Your pick depends on who's uploading and what you need from the process.

Choose a shared folder if you're exchanging files with a small internal team where everyone has Google accounts and privacy between uploaders isn't a concern.

Choose Google Forms if you need a free solution with form fields, your respondents all have Google accounts, and you don't mind the Google-branded experience or manual file organization.

Choose Workspace shared drives if your organization already pays for Google Workspace, you need occasional file uploads from non-Google users, and you can live with temporary access windows and no automation.

Choose a third-party tool like File Request Pro if you collect files from clients, vendors, or external contacts on a regular basis -- especially if uploaders may not have Google accounts, you need professional branding, you want automated reminders to stop chasing people, or you need files organized automatically in your Drive.

Frequently Asked Questions

Can non-Google users upload files to Google Drive?

Not with Google's free tools. Both shared folders and Google Forms file uploads require the uploader to sign in with a Google account. Google Workspace's visitor sharing lets non-Google users upload to shared drives via PIN verification, but your organization needs a paid Workspace plan. The most flexible option is a third-party tool like File Request Pro, which lets anyone upload to your Google Drive without creating an account or signing in.

How do I allow someone to upload files to my Google Drive without giving them access to my other files?

Create a specific folder for uploads and share only that folder -- not your entire Drive. Set the permission to "Editor" so they can add files. The person will only see the contents of that shared folder, not the rest of your Drive. For true one-way uploads where the uploader can't see other files in the folder, use Google Forms or a third-party upload tool instead of a shared folder.

Is there a Google Drive file request feature like Dropbox?

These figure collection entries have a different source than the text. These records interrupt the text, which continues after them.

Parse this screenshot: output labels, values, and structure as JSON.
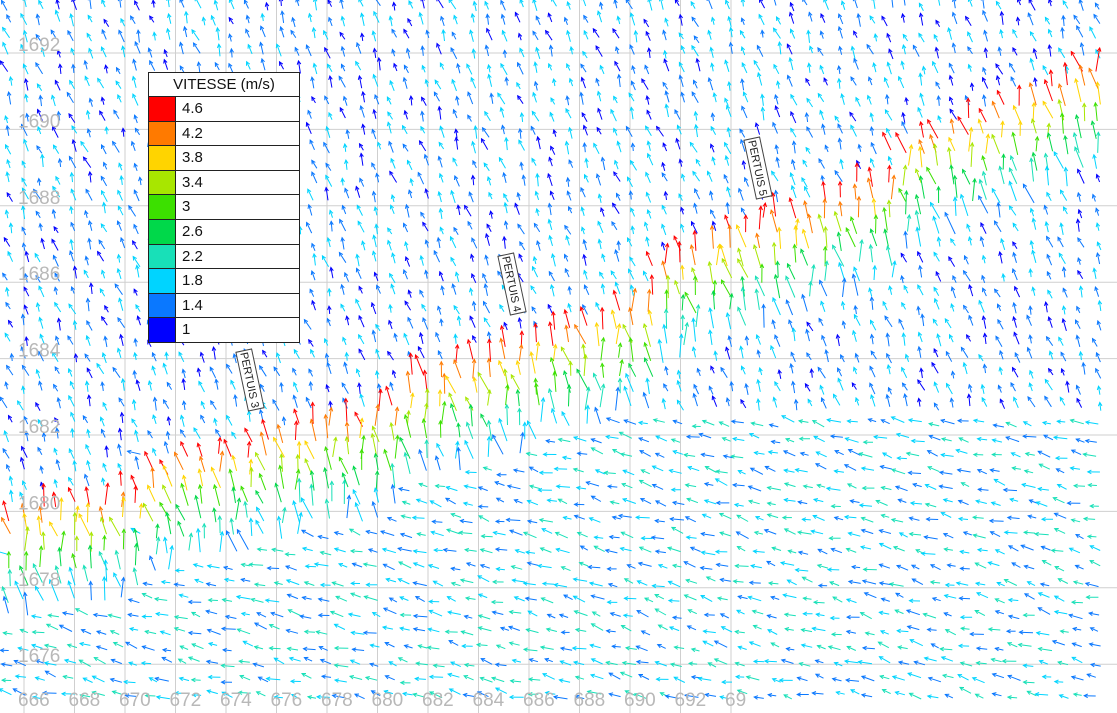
{
  "legend": {
    "title": "VITESSE (m/s)",
    "entries": [
      {
        "value": "4.6",
        "color": "#ff0000"
      },
      {
        "value": "4.2",
        "color": "#ff7a00"
      },
      {
        "value": "3.8",
        "color": "#ffd400"
      },
      {
        "value": "3.4",
        "color": "#a8e600"
      },
      {
        "value": "3",
        "color": "#3ce000"
      },
      {
        "value": "2.6",
        "color": "#00d84a"
      },
      {
        "value": "2.2",
        "color": "#18e0b8"
      },
      {
        "value": "1.8",
        "color": "#00d4ff"
      },
      {
        "value": "1.4",
        "color": "#0a78ff"
      },
      {
        "value": "1",
        "color": "#0000ff"
      }
    ]
  },
  "x_axis": {
    "ticks": [
      "666",
      "668",
      "670",
      "672",
      "674",
      "676",
      "678",
      "680",
      "682",
      "684",
      "686",
      "688",
      "690",
      "692",
      "69"
    ]
  },
  "y_axis": {
    "ticks": [
      "1692",
      "1690",
      "1688",
      "1686",
      "1684",
      "1682",
      "1680",
      "1678",
      "1676"
    ]
  },
  "labels": {
    "pertuis_3": "PERTUIS 3",
    "pertuis_4": "PERTUIS 4",
    "pertuis_5": "PERTUIS 5"
  },
  "colors": {
    "grid": "#cfcfcf",
    "axis_text": "#b8b8b8"
  }
}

No. Unlike Dropbox (which has had File Requests for years) and OneDrive (which offers Request Files), Google Drive has no native file request feature. Google's product forums are full of user requests for this going back years, but Google has never shipped it. For a full breakdown, see our guide to Google Drive file requests.

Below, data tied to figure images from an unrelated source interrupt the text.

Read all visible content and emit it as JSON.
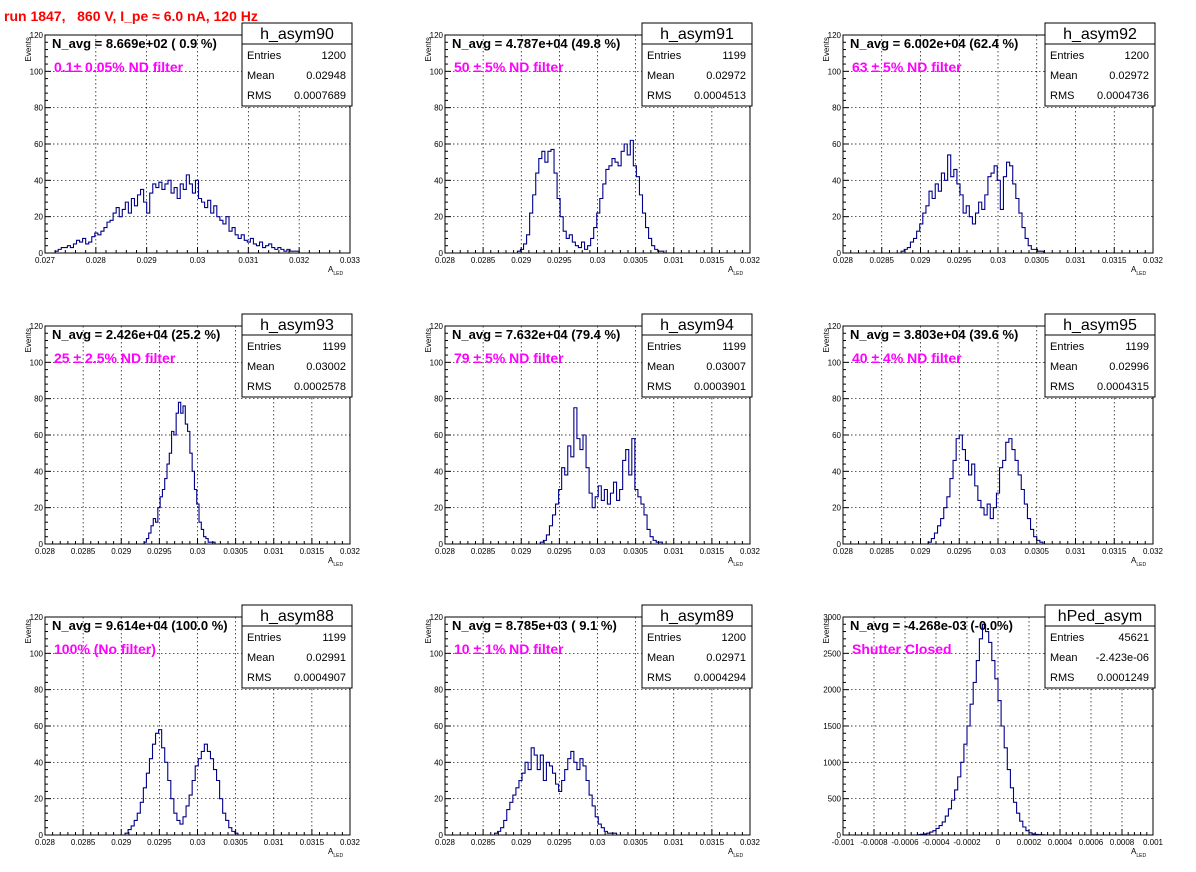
{
  "figure_title": "run 1847,   860 V, I_pe ≈ 6.0 nA, 120 Hz",
  "axis_label_x_main": "A",
  "axis_label_x_sub": "LED",
  "axis_label_y": "Events",
  "stats_labels": {
    "entries": "Entries",
    "mean": "Mean",
    "rms": "RMS"
  },
  "colors": {
    "histogram": "#00008b",
    "filter_text": "#ff00ff",
    "title": "#ff0000"
  },
  "chart_data": [
    {
      "type": "bar",
      "name": "h_asym90",
      "navg": "N_avg = 8.669e+02 ( 0.9 %)",
      "filter_label": "0.1± 0.05% ND filter",
      "stats": {
        "entries": "1200",
        "mean": "0.02948",
        "rms": "0.0007689"
      },
      "xlim": [
        0.027,
        0.033
      ],
      "ylim": [
        0,
        120
      ],
      "xticks": [
        "0.027",
        "0.028",
        "0.029",
        "0.03",
        "0.031",
        "0.032",
        "0.033"
      ],
      "xtick_values": [
        0.027,
        0.028,
        0.029,
        0.03,
        0.031,
        0.032,
        0.033
      ],
      "yticks": [
        0,
        20,
        40,
        60,
        80,
        100,
        120
      ],
      "bins": {
        "start": 0.0272,
        "width": 6e-05,
        "values": [
          1,
          2,
          3,
          3,
          4,
          3,
          5,
          7,
          6,
          8,
          5,
          6,
          9,
          11,
          10,
          12,
          14,
          17,
          18,
          22,
          25,
          20,
          24,
          28,
          22,
          30,
          26,
          32,
          35,
          28,
          22,
          33,
          38,
          36,
          39,
          35,
          38,
          40,
          33,
          36,
          30,
          38,
          35,
          43,
          38,
          33,
          40,
          30,
          28,
          25,
          29,
          22,
          26,
          20,
          18,
          16,
          20,
          12,
          14,
          10,
          8,
          10,
          7,
          6,
          8,
          5,
          4,
          6,
          3,
          4,
          5,
          3,
          2,
          3,
          2,
          1,
          2,
          1,
          1,
          1,
          0,
          0,
          0
        ]
      }
    },
    {
      "type": "bar",
      "name": "h_asym91",
      "navg": "N_avg = 4.787e+04 (49.8 %)",
      "filter_label": " 50 ± 5% ND filter",
      "stats": {
        "entries": "1199",
        "mean": "0.02972",
        "rms": "0.0004513"
      },
      "xlim": [
        0.028,
        0.032
      ],
      "ylim": [
        0,
        120
      ],
      "xticks": [
        "0.028",
        "0.0285",
        "0.029",
        "0.0295",
        "0.03",
        "0.0305",
        "0.031",
        "0.0315",
        "0.032"
      ],
      "xtick_values": [
        0.028,
        0.0285,
        0.029,
        0.0295,
        0.03,
        0.0305,
        0.031,
        0.0315,
        0.032
      ],
      "yticks": [
        0,
        20,
        40,
        60,
        80,
        100,
        120
      ],
      "bins": {
        "start": 0.02895,
        "width": 4e-05,
        "values": [
          1,
          2,
          5,
          10,
          22,
          32,
          44,
          52,
          56,
          50,
          56,
          57,
          44,
          30,
          20,
          12,
          8,
          10,
          6,
          4,
          3,
          6,
          2,
          4,
          8,
          14,
          22,
          30,
          38,
          46,
          48,
          52,
          50,
          48,
          56,
          60,
          54,
          62,
          48,
          42,
          32,
          22,
          14,
          8,
          4,
          2,
          1,
          1
        ]
      }
    },
    {
      "type": "bar",
      "name": "h_asym92",
      "navg": "N_avg = 6.002e+04 (62.4 %)",
      "filter_label": " 63 ± 5% ND filter",
      "stats": {
        "entries": "1200",
        "mean": "0.02972",
        "rms": "0.0004736"
      },
      "xlim": [
        0.028,
        0.032
      ],
      "ylim": [
        0,
        120
      ],
      "xticks": [
        "0.028",
        "0.0285",
        "0.029",
        "0.0295",
        "0.03",
        "0.0305",
        "0.031",
        "0.0315",
        "0.032"
      ],
      "xtick_values": [
        0.028,
        0.0285,
        0.029,
        0.0295,
        0.03,
        0.0305,
        0.031,
        0.0315,
        0.032
      ],
      "yticks": [
        0,
        20,
        40,
        60,
        80,
        100,
        120
      ],
      "bins": {
        "start": 0.02875,
        "width": 4e-05,
        "values": [
          1,
          2,
          3,
          6,
          8,
          12,
          16,
          22,
          26,
          34,
          30,
          38,
          34,
          44,
          40,
          54,
          42,
          46,
          38,
          32,
          22,
          26,
          20,
          16,
          22,
          28,
          24,
          32,
          42,
          44,
          48,
          40,
          24,
          42,
          50,
          48,
          38,
          30,
          22,
          14,
          8,
          4,
          2,
          2,
          1,
          1
        ]
      }
    },
    {
      "type": "bar",
      "name": "h_asym93",
      "navg": "N_avg = 2.426e+04 (25.2 %)",
      "filter_label": " 25 ± 2.5% ND filter",
      "stats": {
        "entries": "1199",
        "mean": "0.03002",
        "rms": "0.0002578"
      },
      "xlim": [
        0.028,
        0.032
      ],
      "ylim": [
        0,
        120
      ],
      "xticks": [
        "0.028",
        "0.0285",
        "0.029",
        "0.0295",
        "0.03",
        "0.0305",
        "0.031",
        "0.0315",
        "0.032"
      ],
      "xtick_values": [
        0.028,
        0.0285,
        0.029,
        0.0295,
        0.03,
        0.0305,
        0.031,
        0.0315,
        0.032
      ],
      "yticks": [
        0,
        20,
        40,
        60,
        80,
        100,
        120
      ],
      "bins": {
        "start": 0.0293,
        "width": 3e-05,
        "values": [
          1,
          3,
          6,
          10,
          14,
          12,
          20,
          26,
          30,
          36,
          44,
          50,
          62,
          60,
          72,
          78,
          72,
          76,
          66,
          62,
          50,
          40,
          30,
          22,
          12,
          8,
          4,
          3,
          1,
          1,
          1
        ]
      }
    },
    {
      "type": "bar",
      "name": "h_asym94",
      "navg": "N_avg = 7.632e+04 (79.4 %)",
      "filter_label": " 79 ± 5% ND filter",
      "stats": {
        "entries": "1199",
        "mean": "0.03007",
        "rms": "0.0003901"
      },
      "xlim": [
        0.028,
        0.032
      ],
      "ylim": [
        0,
        120
      ],
      "xticks": [
        "0.028",
        "0.0285",
        "0.029",
        "0.0295",
        "0.03",
        "0.0305",
        "0.031",
        "0.0315",
        "0.032"
      ],
      "xtick_values": [
        0.028,
        0.0285,
        0.029,
        0.0295,
        0.03,
        0.0305,
        0.031,
        0.0315,
        0.032
      ],
      "yticks": [
        0,
        20,
        40,
        60,
        80,
        100,
        120
      ],
      "bins": {
        "start": 0.02925,
        "width": 4e-05,
        "values": [
          1,
          2,
          5,
          10,
          16,
          22,
          30,
          42,
          38,
          54,
          48,
          75,
          58,
          52,
          60,
          42,
          28,
          20,
          26,
          32,
          24,
          30,
          22,
          28,
          34,
          24,
          30,
          46,
          52,
          38,
          58,
          30,
          26,
          22,
          16,
          8,
          4,
          2,
          1,
          1
        ]
      }
    },
    {
      "type": "bar",
      "name": "h_asym95",
      "navg": "N_avg = 3.803e+04 (39.6 %)",
      "filter_label": " 40 ± 4% ND filter",
      "stats": {
        "entries": "1199",
        "mean": "0.02996",
        "rms": "0.0004315"
      },
      "xlim": [
        0.028,
        0.032
      ],
      "ylim": [
        0,
        120
      ],
      "xticks": [
        "0.028",
        "0.0285",
        "0.029",
        "0.0295",
        "0.03",
        "0.0305",
        "0.031",
        "0.0315",
        "0.032"
      ],
      "xtick_values": [
        0.028,
        0.0285,
        0.029,
        0.0295,
        0.03,
        0.0305,
        0.031,
        0.0315,
        0.032
      ],
      "yticks": [
        0,
        20,
        40,
        60,
        80,
        100,
        120
      ],
      "bins": {
        "start": 0.0291,
        "width": 4e-05,
        "values": [
          1,
          3,
          6,
          10,
          14,
          20,
          26,
          36,
          46,
          58,
          60,
          52,
          46,
          38,
          44,
          32,
          24,
          20,
          16,
          22,
          14,
          20,
          28,
          42,
          46,
          56,
          58,
          52,
          46,
          38,
          30,
          22,
          14,
          8,
          4,
          2,
          1
        ]
      }
    },
    {
      "type": "bar",
      "name": "h_asym88",
      "navg": "N_avg = 9.614e+04 (100.0 %)",
      "filter_label": " 100% (No filter)",
      "stats": {
        "entries": "1199",
        "mean": "0.02991",
        "rms": "0.0004907"
      },
      "xlim": [
        0.028,
        0.032
      ],
      "ylim": [
        0,
        120
      ],
      "xticks": [
        "0.028",
        "0.0285",
        "0.029",
        "0.0295",
        "0.03",
        "0.0305",
        "0.031",
        "0.0315",
        "0.032"
      ],
      "xtick_values": [
        0.028,
        0.0285,
        0.029,
        0.0295,
        0.03,
        0.0305,
        0.031,
        0.0315,
        0.032
      ],
      "yticks": [
        0,
        20,
        40,
        60,
        80,
        100,
        120
      ],
      "bins": {
        "start": 0.02905,
        "width": 4e-05,
        "values": [
          1,
          3,
          5,
          8,
          12,
          18,
          26,
          34,
          42,
          50,
          56,
          58,
          48,
          40,
          30,
          20,
          12,
          8,
          6,
          10,
          16,
          22,
          30,
          38,
          42,
          46,
          50,
          46,
          42,
          36,
          30,
          20,
          12,
          8,
          4,
          2,
          1
        ]
      }
    },
    {
      "type": "bar",
      "name": "h_asym89",
      "navg": "N_avg = 8.785e+03 ( 9.1 %)",
      "filter_label": " 10 ± 1% ND filter",
      "stats": {
        "entries": "1200",
        "mean": "0.02971",
        "rms": "0.0004294"
      },
      "xlim": [
        0.028,
        0.032
      ],
      "ylim": [
        0,
        120
      ],
      "xticks": [
        "0.028",
        "0.0285",
        "0.029",
        "0.0295",
        "0.03",
        "0.0305",
        "0.031",
        "0.0315",
        "0.032"
      ],
      "xtick_values": [
        0.028,
        0.0285,
        0.029,
        0.0295,
        0.03,
        0.0305,
        0.031,
        0.0315,
        0.032
      ],
      "yticks": [
        0,
        20,
        40,
        60,
        80,
        100,
        120
      ],
      "bins": {
        "start": 0.02865,
        "width": 4e-05,
        "values": [
          1,
          2,
          4,
          8,
          14,
          18,
          22,
          26,
          30,
          34,
          40,
          36,
          48,
          44,
          36,
          44,
          30,
          40,
          38,
          34,
          28,
          24,
          30,
          36,
          42,
          46,
          40,
          36,
          42,
          38,
          30,
          22,
          16,
          10,
          6,
          4,
          2,
          1,
          1,
          1
        ]
      }
    },
    {
      "type": "bar",
      "name": "hPed_asym",
      "navg": "N_avg = -4.268e-03 (-0.0%)",
      "filter_label": "Shutter Closed",
      "stats": {
        "entries": "45621",
        "mean": "-2.423e-06",
        "rms": "0.0001249"
      },
      "xlim": [
        -0.001,
        0.001
      ],
      "ylim": [
        0,
        3000
      ],
      "xticks": [
        "-0.001",
        "-0.0008",
        "-0.0006",
        "-0.0004",
        "-0.0002",
        "0",
        "0.0002",
        "0.0004",
        "0.0006",
        "0.0008",
        "0.001"
      ],
      "xtick_values": [
        -0.001,
        -0.0008,
        -0.0006,
        -0.0004,
        -0.0002,
        0,
        0.0002,
        0.0004,
        0.0006,
        0.0008,
        0.001
      ],
      "yticks": [
        0,
        500,
        1000,
        1500,
        2000,
        2500,
        3000
      ],
      "bins": {
        "start": -0.00052,
        "width": 2e-05,
        "values": [
          5,
          10,
          15,
          25,
          40,
          60,
          90,
          130,
          180,
          260,
          360,
          480,
          620,
          800,
          1000,
          1250,
          1500,
          1800,
          2100,
          2400,
          2700,
          2900,
          2800,
          2650,
          2400,
          2150,
          1850,
          1500,
          1200,
          900,
          650,
          450,
          300,
          190,
          110,
          60,
          30,
          15,
          8,
          4,
          2
        ]
      }
    }
  ]
}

What is the file size limit for Google Drive uploads?

For direct uploads to Google Drive, individual files can reach up to 5 TB (depending on your storage plan). For Google Forms file uploads, the per-file limit is 10 GB, but total form storage defaults to 1 GB across all responses (you can raise it to 1 TB). Keep in mind that Google Drive storage is shared across Gmail, Drive, and Google Photos -- the free plan gives you 15 GB total.

Can I collect files through Google Drive without sharing a folder?

Yes, but not with Google Drive alone. Google Forms collects file uploads without sharing a folder -- files go to an auto-created folder in your Drive, and respondents never see your Drive contents. But respondents still need a Google account. For folder-free collection from anyone, use a third-party tool that integrates with Google Drive.

How do I get notified when someone uploads files to my Google Drive?

Google Drive does not notify you when files are added to shared folders. Google Forms can send a notification for each form response (enable it in the form settings). For reliable upload notifications, a third-party tool like File Request Pro sends an instant email alert every time someone submits files, including what was uploaded and who uploaded it.

Is it safe to let someone upload files to my Google Drive?

Sharing a Google Drive folder with Editor access lets the other person see, edit, and delete every file in that folder. They can also reshare the folder with others. For sensitive documents, that's a liability. Safer alternatives include Google Forms (uploaders can't see other submissions) or a dedicated file upload tool with encryption and per-submission privacy.